Monday, July 25, 2011

Side Seam Pockets Method

Years ago, when I was dressmaking, a client brought me a RTW skirt to alter and I was intrigued by the pockets. They were side seam pockets but I could not see how they had been sewn into the seam. It wasn't until I found the method in a Kwik Sew pattern that I realised the pockets were sewn entirely to the front of the skirt. In most pattern instructions, you sew one pocket piece to the front, one to the back, then you sew them together when you sew the side seam and this means you must clip the back pocket seam allowance in order to turn the pocket to the front of the skirt.

This never made me happy as I really dislike clipping seam allowances. You never see this done in clothes that you buy; why should we do it in our own sewn garments?

With this method, one pocket piece is placed, right side down on the side of the skirt and you sew three sides of a square at 3/4" from the edge, as indicated on the pattern piece in the photo.

Then you trim out the fabric and clip into the corners, then turn the pocket bag to the inside and press. It is advisable to interface the edge of the pocket to provide stability for this pocket method.

Then place the second pocket piece, right sides together on the first piece, sew around the pocket bag and baste the top and side edges together. All that remains to do is to sew the side seams of the skirt, at 5/8" (which just skips past the pocket opening you made), making sure that you avoid catching the opening of the pocket in the seam. If you have done this well, the pocket is practically invisible until you insert your hand into it. Also, it rarely rips out with use as there is no strain placed on those clips that you didn't have to make!
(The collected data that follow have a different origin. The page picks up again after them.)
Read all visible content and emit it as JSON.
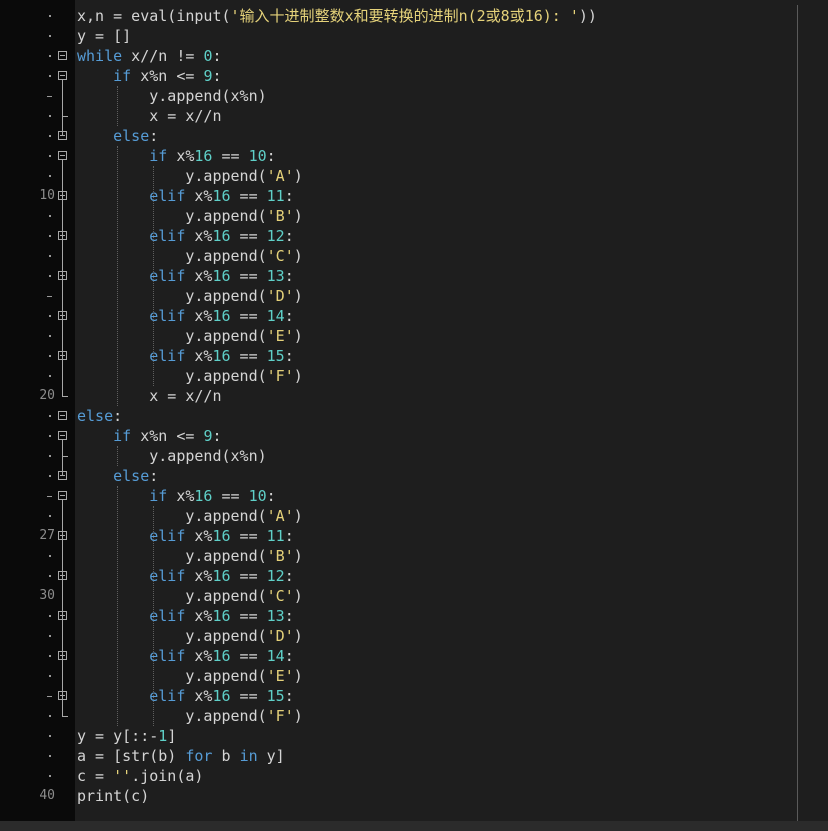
{
  "editor": {
    "language": "python",
    "colors": {
      "background": "#1e1e1e",
      "gutter": "#0a0a0a",
      "keyword": "#569cd6",
      "number": "#5fd0c8",
      "string": "#e5d27a",
      "text": "#d4d4d4"
    },
    "line_numbers": [
      {
        "row": 9,
        "label": "10"
      },
      {
        "row": 19,
        "label": "20"
      },
      {
        "row": 26,
        "label": "27"
      },
      {
        "row": 29,
        "label": "30"
      },
      {
        "row": 39,
        "label": "40"
      }
    ],
    "lines": [
      "x,n = eval(input('输入十进制整数x和要转换的进制n(2或8或16): '))",
      "y = []",
      "while x//n != 0:",
      "    if x%n <= 9:",
      "        y.append(x%n)",
      "        x = x//n",
      "    else:",
      "        if x%16 == 10:",
      "            y.append('A')",
      "        elif x%16 == 11:",
      "            y.append('B')",
      "        elif x%16 == 12:",
      "            y.append('C')",
      "        elif x%16 == 13:",
      "            y.append('D')",
      "        elif x%16 == 14:",
      "            y.append('E')",
      "        elif x%16 == 15:",
      "            y.append('F')",
      "        x = x//n",
      "else:",
      "    if x%n <= 9:",
      "        y.append(x%n)",
      "    else:",
      "        if x%16 == 10:",
      "            y.append('A')",
      "        elif x%16 == 11:",
      "            y.append('B')",
      "        elif x%16 == 12:",
      "            y.append('C')",
      "        elif x%16 == 13:",
      "            y.append('D')",
      "        elif x%16 == 14:",
      "            y.append('E')",
      "        elif x%16 == 15:",
      "            y.append('F')",
      "y = y[::-1]",
      "a = [str(b) for b in y]",
      "c = ''.join(a)",
      "print(c)"
    ]
  }
}
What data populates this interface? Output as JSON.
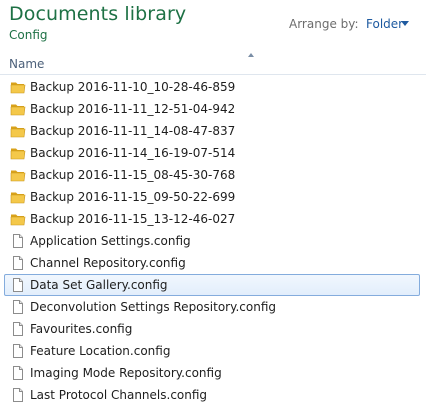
{
  "header": {
    "title": "Documents library",
    "subtitle": "Config",
    "arrange_label": "Arrange by:",
    "arrange_value": "Folder"
  },
  "column": {
    "name_label": "Name"
  },
  "accent_color": "#1e7145",
  "items": [
    {
      "label": "Backup 2016-11-10_10-28-46-859",
      "type": "folder",
      "icon": "folder-icon"
    },
    {
      "label": "Backup 2016-11-11_12-51-04-942",
      "type": "folder",
      "icon": "folder-icon"
    },
    {
      "label": "Backup 2016-11-11_14-08-47-837",
      "type": "folder",
      "icon": "folder-icon"
    },
    {
      "label": "Backup 2016-11-14_16-19-07-514",
      "type": "folder",
      "icon": "folder-icon"
    },
    {
      "label": "Backup 2016-11-15_08-45-30-768",
      "type": "folder",
      "icon": "folder-icon"
    },
    {
      "label": "Backup 2016-11-15_09-50-22-699",
      "type": "folder",
      "icon": "folder-icon"
    },
    {
      "label": "Backup 2016-11-15_13-12-46-027",
      "type": "folder",
      "icon": "folder-icon"
    },
    {
      "label": "Application Settings.config",
      "type": "file",
      "icon": "file-icon"
    },
    {
      "label": "Channel Repository.config",
      "type": "file",
      "icon": "file-icon"
    },
    {
      "label": "Data Set Gallery.config",
      "type": "file",
      "icon": "file-icon",
      "selected": true
    },
    {
      "label": "Deconvolution Settings Repository.config",
      "type": "file",
      "icon": "file-icon"
    },
    {
      "label": "Favourites.config",
      "type": "file",
      "icon": "file-icon"
    },
    {
      "label": "Feature Location.config",
      "type": "file",
      "icon": "file-icon"
    },
    {
      "label": "Imaging Mode Repository.config",
      "type": "file",
      "icon": "file-icon"
    },
    {
      "label": "Last Protocol Channels.config",
      "type": "file",
      "icon": "file-icon"
    }
  ]
}
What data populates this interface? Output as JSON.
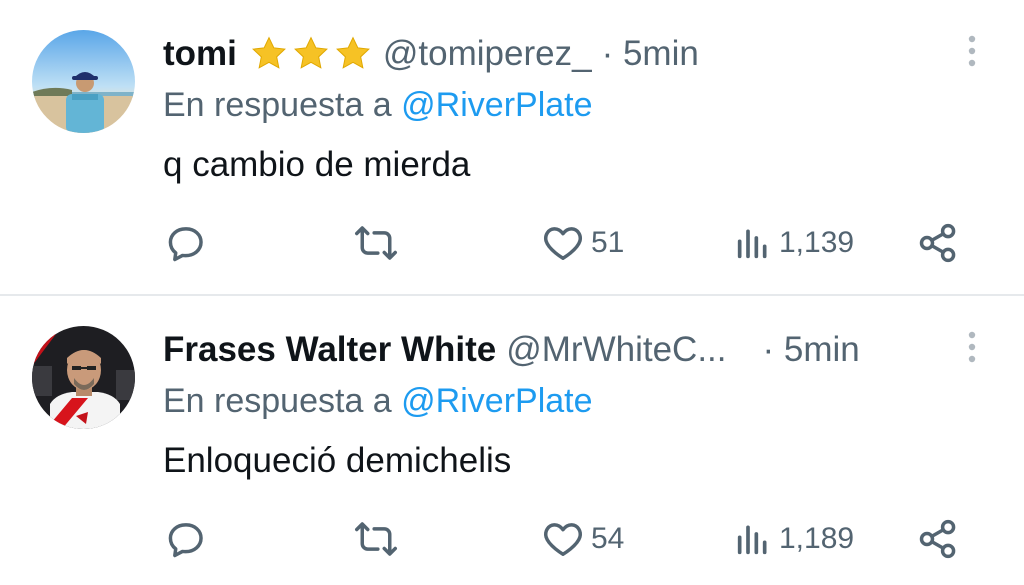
{
  "colors": {
    "text": "#0f1419",
    "secondary": "#536471",
    "link": "#1d9bf0",
    "star": "#f6c225",
    "divider": "#e6e9ec"
  },
  "tweets": [
    {
      "display_name": "tomi",
      "badges": [
        "star-icon",
        "star-icon",
        "star-icon"
      ],
      "handle": "@tomiperez_",
      "time": "· 5min",
      "reply_prefix": "En respuesta a ",
      "reply_to": "@RiverPlate",
      "text": "q cambio de mierda",
      "actions": {
        "reply_icon": "comment-icon",
        "repost_icon": "repost-icon",
        "like_icon": "heart-icon",
        "likes": "51",
        "views_icon": "views-bar-chart-icon",
        "views": "1,139",
        "share_icon": "share-icon"
      }
    },
    {
      "display_name": "Frases Walter White",
      "handle": "@MrWhiteC...",
      "time": "· 5min",
      "reply_prefix": "En respuesta a ",
      "reply_to": "@RiverPlate",
      "text": "Enloqueció demichelis",
      "actions": {
        "reply_icon": "comment-icon",
        "repost_icon": "repost-icon",
        "like_icon": "heart-icon",
        "likes": "54",
        "views_icon": "views-bar-chart-icon",
        "views": "1,189",
        "share_icon": "share-icon"
      }
    }
  ]
}
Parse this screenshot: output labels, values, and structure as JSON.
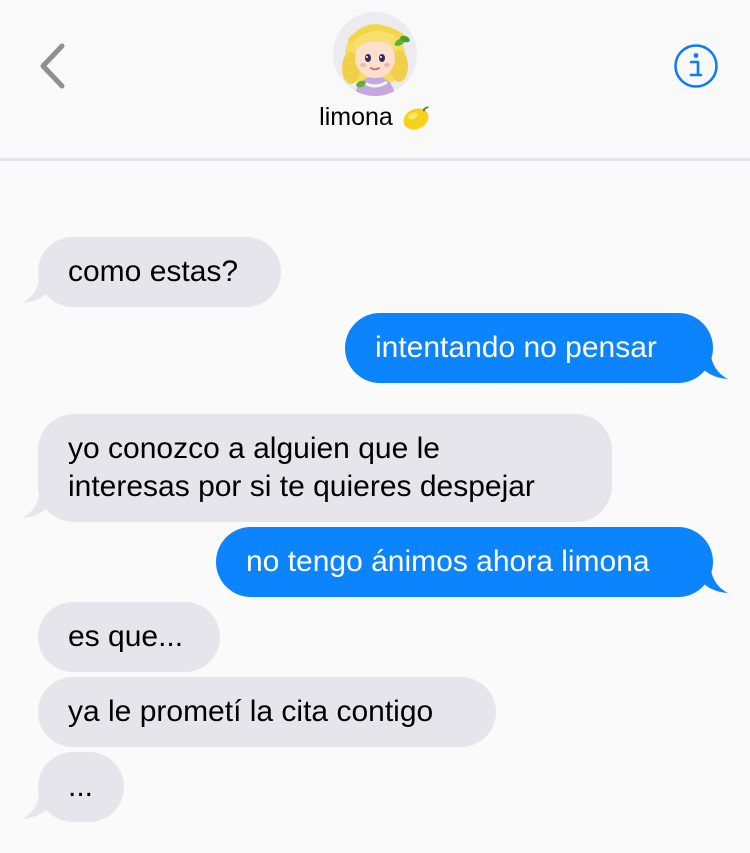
{
  "header": {
    "contact_name": "limona",
    "contact_emoji": "lemon-emoji",
    "back_icon": "chevron-left-icon",
    "info_icon": "info-icon"
  },
  "colors": {
    "incoming_bubble": "#e6e5eb",
    "outgoing_bubble": "#0b84fe",
    "accent": "#0a7afe",
    "background": "#fafafa"
  },
  "messages": [
    {
      "direction": "incoming",
      "lines": [
        "como estas?"
      ]
    },
    {
      "direction": "outgoing",
      "lines": [
        "intentando no pensar"
      ]
    },
    {
      "direction": "incoming",
      "lines": [
        "yo conozco a alguien que le",
        "interesas por si te quieres despejar"
      ]
    },
    {
      "direction": "outgoing",
      "lines": [
        "no tengo ánimos ahora limona"
      ]
    },
    {
      "direction": "incoming",
      "lines": [
        "es que..."
      ]
    },
    {
      "direction": "incoming",
      "lines": [
        "ya le prometí la cita contigo"
      ]
    },
    {
      "direction": "incoming",
      "lines": [
        "..."
      ]
    }
  ]
}
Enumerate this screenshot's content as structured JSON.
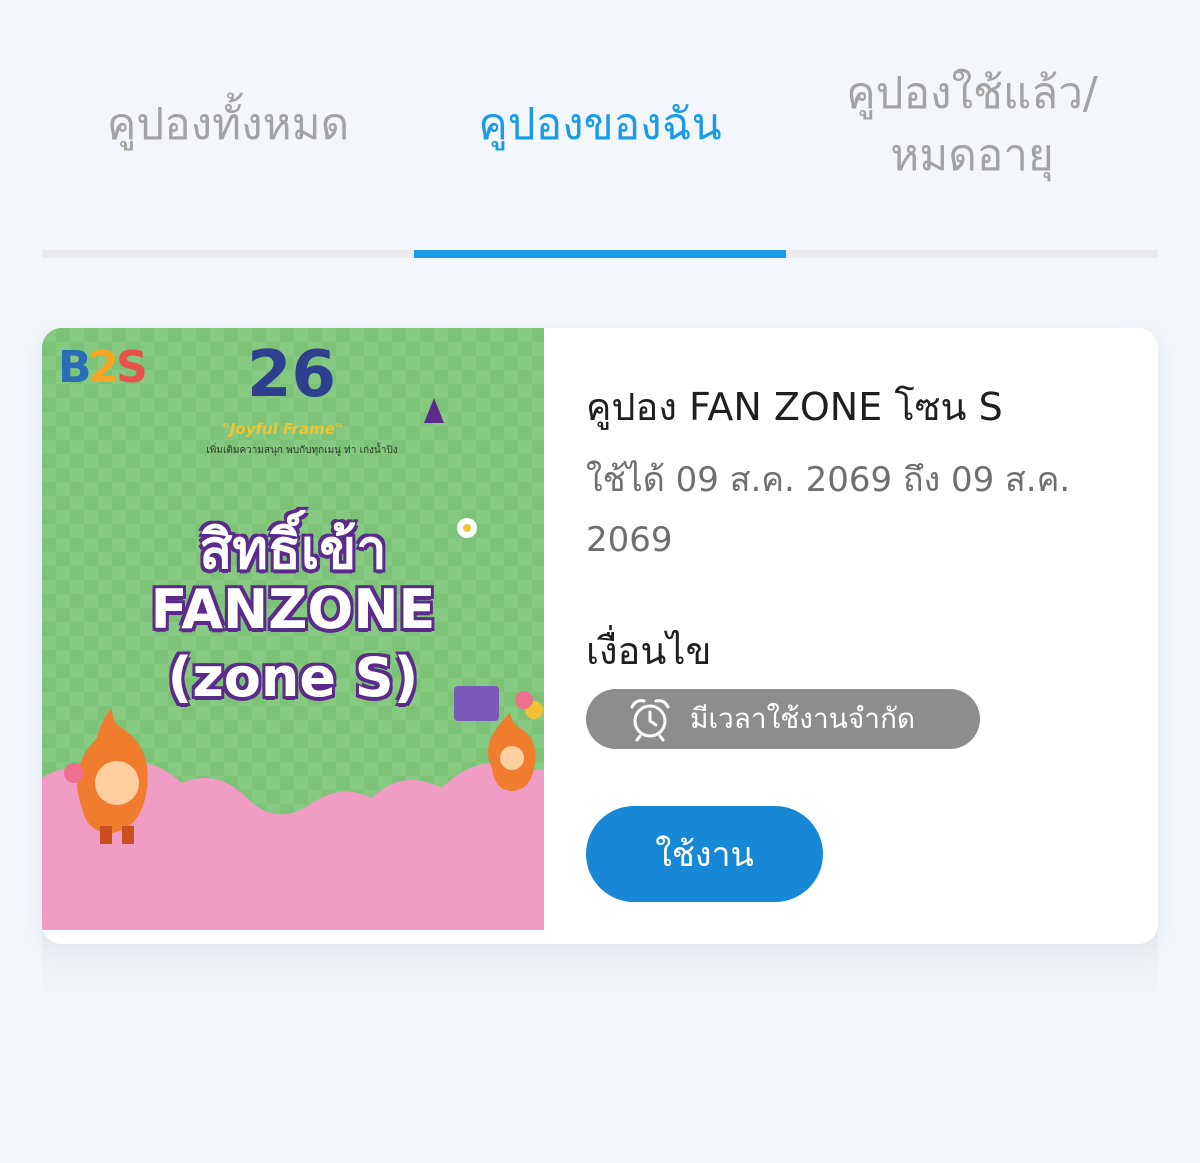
{
  "tabs": [
    {
      "label": "คูปองทั้งหมด",
      "active": false
    },
    {
      "label": "คูปองของฉัน",
      "active": true
    },
    {
      "label_line1": "คูปองใช้แล้ว/",
      "label_line2": "หมดอายุ",
      "active": false
    }
  ],
  "coupon": {
    "image": {
      "logo": {
        "b": "B",
        "two": "2",
        "s": "S"
      },
      "anniversary": "26",
      "event_name": "\"Joyful Frame\"",
      "event_subtitle": "เพิ่มเติมความสนุก พบกับทุกเมนู ท่า เก่งน้ำปิง",
      "title_line1": "สิทธิ์เข้า",
      "title_line2": "FANZONE",
      "title_line3": "(zone S)"
    },
    "title": "คูปอง FAN ZONE โซน S",
    "validity": "ใช้ได้ 09 ส.ค. 2069 ถึง 09 ส.ค. 2069",
    "condition_label": "เงื่อนไข",
    "condition_badge": "มีเวลาใช้งานจำกัด",
    "use_button": "ใช้งาน"
  },
  "colors": {
    "accent": "#1a9be8",
    "button": "#1888d6",
    "badge": "#8d8d8d",
    "background": "#f3f7fc"
  },
  "icons": {
    "badge_icon": "alarm-clock-icon"
  }
}
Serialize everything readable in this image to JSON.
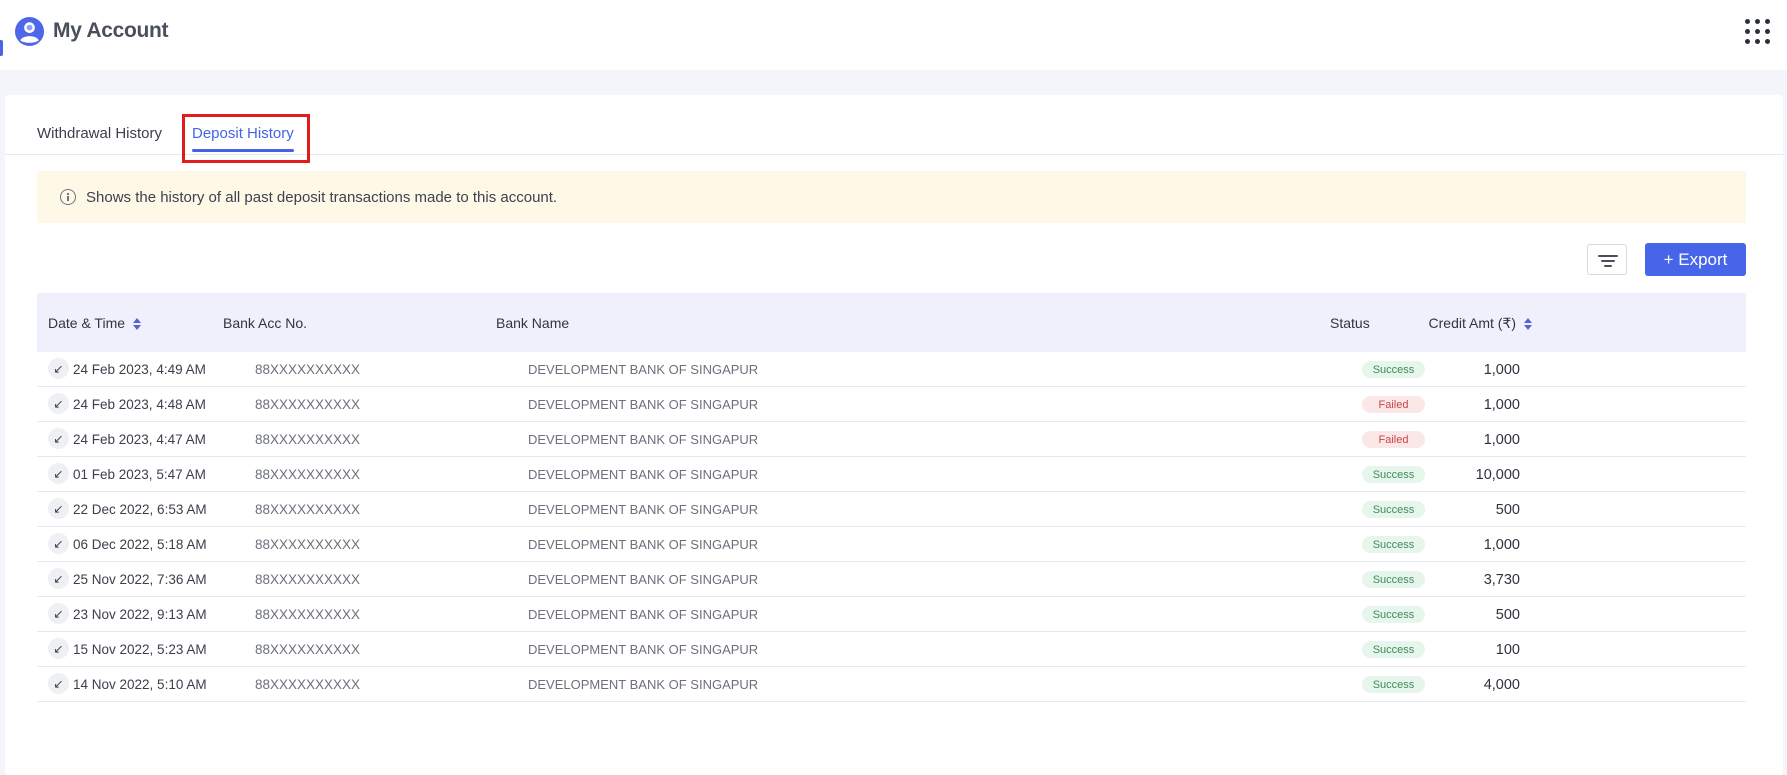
{
  "header": {
    "title": "My Account",
    "logo_icon": "user-avatar-icon",
    "apps_icon": "grid-menu-icon"
  },
  "tabs": [
    {
      "label": "Withdrawal History",
      "active": false
    },
    {
      "label": "Deposit History",
      "active": true
    }
  ],
  "info": {
    "icon": "info-icon",
    "text": "Shows the history of all past deposit transactions made to this account."
  },
  "toolbar": {
    "filter_icon": "filter-icon",
    "export_label": "+ Export"
  },
  "table": {
    "columns": [
      "Date & Time",
      "Bank Acc No.",
      "Bank Name",
      "Credit Amt (₹)",
      "Status"
    ],
    "rows": [
      {
        "date": "24 Feb 2023, 4:49 AM",
        "acc": "88XXXXXXXXXX",
        "bank": "DEVELOPMENT BANK OF SINGAPUR",
        "amount": "1,000",
        "status": "Success"
      },
      {
        "date": "24 Feb 2023, 4:48 AM",
        "acc": "88XXXXXXXXXX",
        "bank": "DEVELOPMENT BANK OF SINGAPUR",
        "amount": "1,000",
        "status": "Failed"
      },
      {
        "date": "24 Feb 2023, 4:47 AM",
        "acc": "88XXXXXXXXXX",
        "bank": "DEVELOPMENT BANK OF SINGAPUR",
        "amount": "1,000",
        "status": "Failed"
      },
      {
        "date": "01 Feb 2023, 5:47 AM",
        "acc": "88XXXXXXXXXX",
        "bank": "DEVELOPMENT BANK OF SINGAPUR",
        "amount": "10,000",
        "status": "Success"
      },
      {
        "date": "22 Dec 2022, 6:53 AM",
        "acc": "88XXXXXXXXXX",
        "bank": "DEVELOPMENT BANK OF SINGAPUR",
        "amount": "500",
        "status": "Success"
      },
      {
        "date": "06 Dec 2022, 5:18 AM",
        "acc": "88XXXXXXXXXX",
        "bank": "DEVELOPMENT BANK OF SINGAPUR",
        "amount": "1,000",
        "status": "Success"
      },
      {
        "date": "25 Nov 2022, 7:36 AM",
        "acc": "88XXXXXXXXXX",
        "bank": "DEVELOPMENT BANK OF SINGAPUR",
        "amount": "3,730",
        "status": "Success"
      },
      {
        "date": "23 Nov 2022, 9:13 AM",
        "acc": "88XXXXXXXXXX",
        "bank": "DEVELOPMENT BANK OF SINGAPUR",
        "amount": "500",
        "status": "Success"
      },
      {
        "date": "15 Nov 2022, 5:23 AM",
        "acc": "88XXXXXXXXXX",
        "bank": "DEVELOPMENT BANK OF SINGAPUR",
        "amount": "100",
        "status": "Success"
      },
      {
        "date": "14 Nov 2022, 5:10 AM",
        "acc": "88XXXXXXXXXX",
        "bank": "DEVELOPMENT BANK OF SINGAPUR",
        "amount": "4,000",
        "status": "Success"
      }
    ]
  },
  "colors": {
    "accent": "#4765e9",
    "highlight": "#e21b1b",
    "success": "#3f8b59",
    "failed": "#c94545"
  }
}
The other beauty of this pocket method is that it doesn't gape. Have you ever noticed how those other side seam pockets pooch open and you can only see it from the back? not pretty, in my opinion. These pockets lie flat because they are all connected to the front which eliminates any possibility of gaping.

It is hard to see which piece is which, given this print, which is why I inserted the pocket pattern piece into the pocket to show where it is. The pocket really is as discreet as this photo, which is why I love this method. The more you do it, the closer you get the stitching of the pocket opening and the subsequent side seam, so that they are just a fraction apart.

Loes Hinse also uses this method on her Cruise Pants and she also top-stitches the edge of the pocket opening to reinforce it and keep it nice and flat, I suppose. But that is not really necessary.


  1. Julie - this is a very kewl technique! Will need to bookmark this page so that I can remember it in the future.

  2. I have seen this pocket application before, but had forgotten it. It is much better than the method for in-seam pockets that patterns typically show. Thanks for jogging my old gray cells. I love the print fabric you are using for this dress. It is so pretty.

  3. This is a great technique. I've used it in the past, but forget to apply it to all inseam pockets. Must remember.

  4. I made these pockets in a shirtwaister dress last week and I love them, really classy. Many thanks for the tutorial.